Labrador Blue vs Denim Drift
Labrador Blue (Benjamin Moore) and Denim Drift (Dulux) come from different manufacturers. Hue-wise, Labrador Blue belongs to the blue family and Denim Drift to the blue-grey family. The 6-point LRV gap — 33 for Labrador Blue vs 27 for Denim Drift — means Labrador Blue will open up a space more effectively. Where Labrador Blue leans blue, Denim Drift reads cool — a distinction that shifts noticeably depending on the light source and surrounding finishes. ΔE 7.8 means they're clearly different, but not dramatically so — they'd pair well in the same room. Below you'll find 3 real-room photo comparisons where both colors appear side by side, plus 5 simulated room previews.
Labrador Blue vs Denim Drift in Real Spaces
3 real rooms side by side. Labrador Blue and Denim Drift are close enough that the difference can be hard to judge from a chip alone — these photos show how each reads at scale, across different spaces and lighting conditions.
Living Room
A living room wall sees more varied light than almost any other surface in the house, which makes the choice between these two more nuanced than a chip suggests. Labrador Blue reads slightly lighter here — a subtle but real difference in how open the space feels.
Bedroom
Bedrooms are typically lit with warmer, lower light than the rest of the house — a condition that flatters warm tones and deepens cool ones. Labrador Blue has the edge in reflectance, which shows as a quiet sense of added space rather than an obvious contrast.
Home Office
Home office walls matter more than most — you're looking at them all day, and a color that reads fine at first can become tiring over time. Labrador Blue has the edge in reflectance, which shows as a quiet sense of added space rather than an obvious contrast.
Color Details
Labrador Blue vs Denim Drift Simulated Comparison
5 simulated room previews — drag the slider on each to see Labrador Blue on one side and Denim Drift on the other.

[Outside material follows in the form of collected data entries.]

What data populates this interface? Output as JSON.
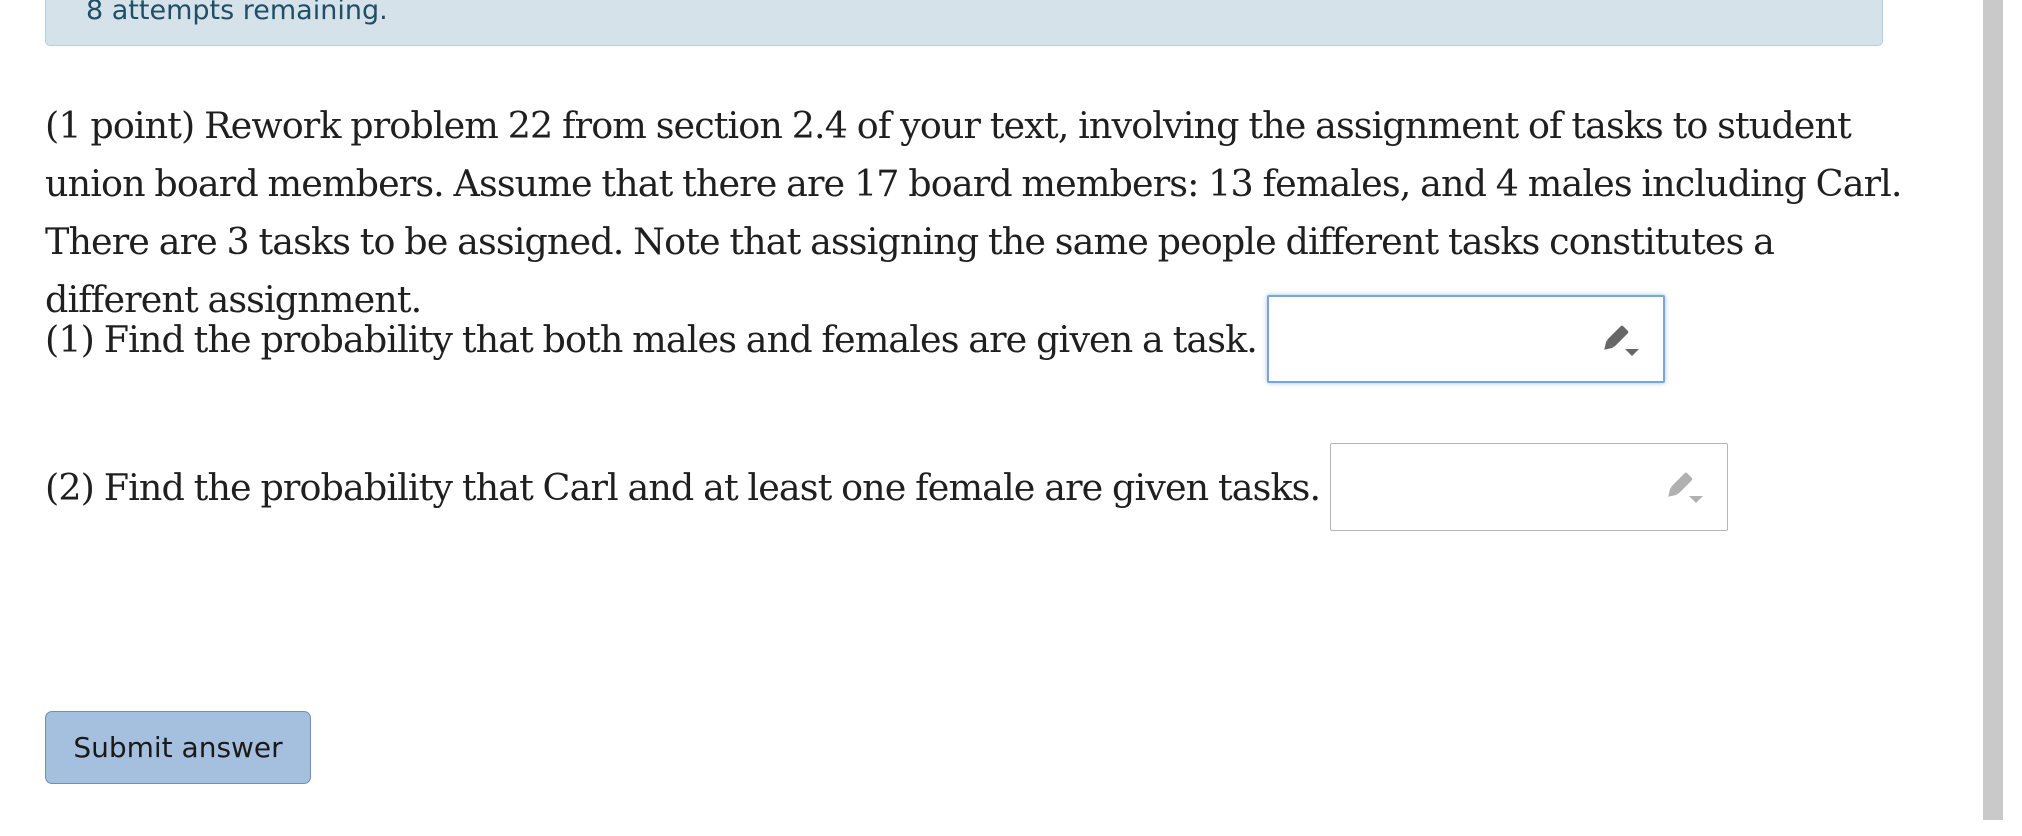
{
  "banner": {
    "text": "8 attempts remaining."
  },
  "problem": {
    "statement": "(1 point) Rework problem 22 from section 2.4 of your text, involving the assignment of tasks to student union board members. Assume that there are 17 board members: 13 females, and 4 males including Carl. There are 3 tasks to be assigned. Note that assigning the same people different tasks constitutes a different assignment."
  },
  "questions": [
    {
      "text": "(1) Find the probability that both males and females are given a task.",
      "value": "",
      "icon": "pencil-dropdown-icon",
      "focused": true
    },
    {
      "text": "(2) Find the probability that Carl and at least one female are given tasks.",
      "value": "",
      "icon": "pencil-dropdown-icon",
      "focused": false
    }
  ],
  "actions": {
    "submit_label": "Submit answer"
  },
  "colors": {
    "banner_bg": "#d6e2ea",
    "banner_text": "#1f4e66",
    "focus_border": "#7aa5d8",
    "submit_bg": "#a5bfde",
    "icon_active": "#666666",
    "icon_inactive": "#b0b0b0"
  }
}
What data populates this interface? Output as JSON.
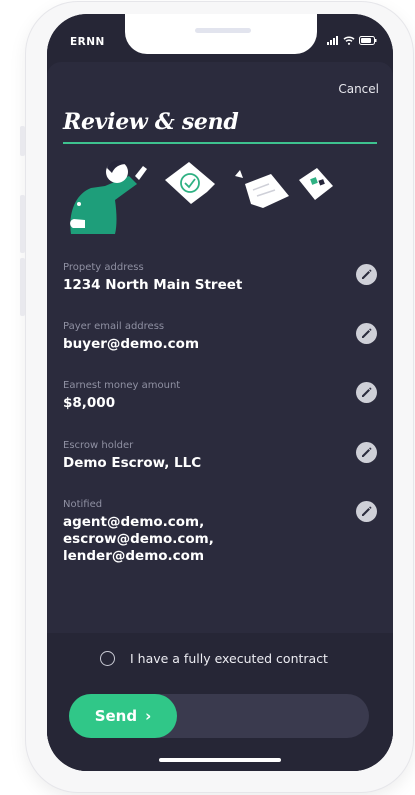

Digital color is approximate. These simulations are generated from the manufacturer's hex values and overlaid on grayscale room photos — your screen's calibration, brightness, and viewing angle all affect how they render. Before committing to either color, test physical samples in your own space under the light you actually live with.
More Labrador Blue comparisons
See how Labrador Blue stacks up against other well-photographed colors across different brands and tones.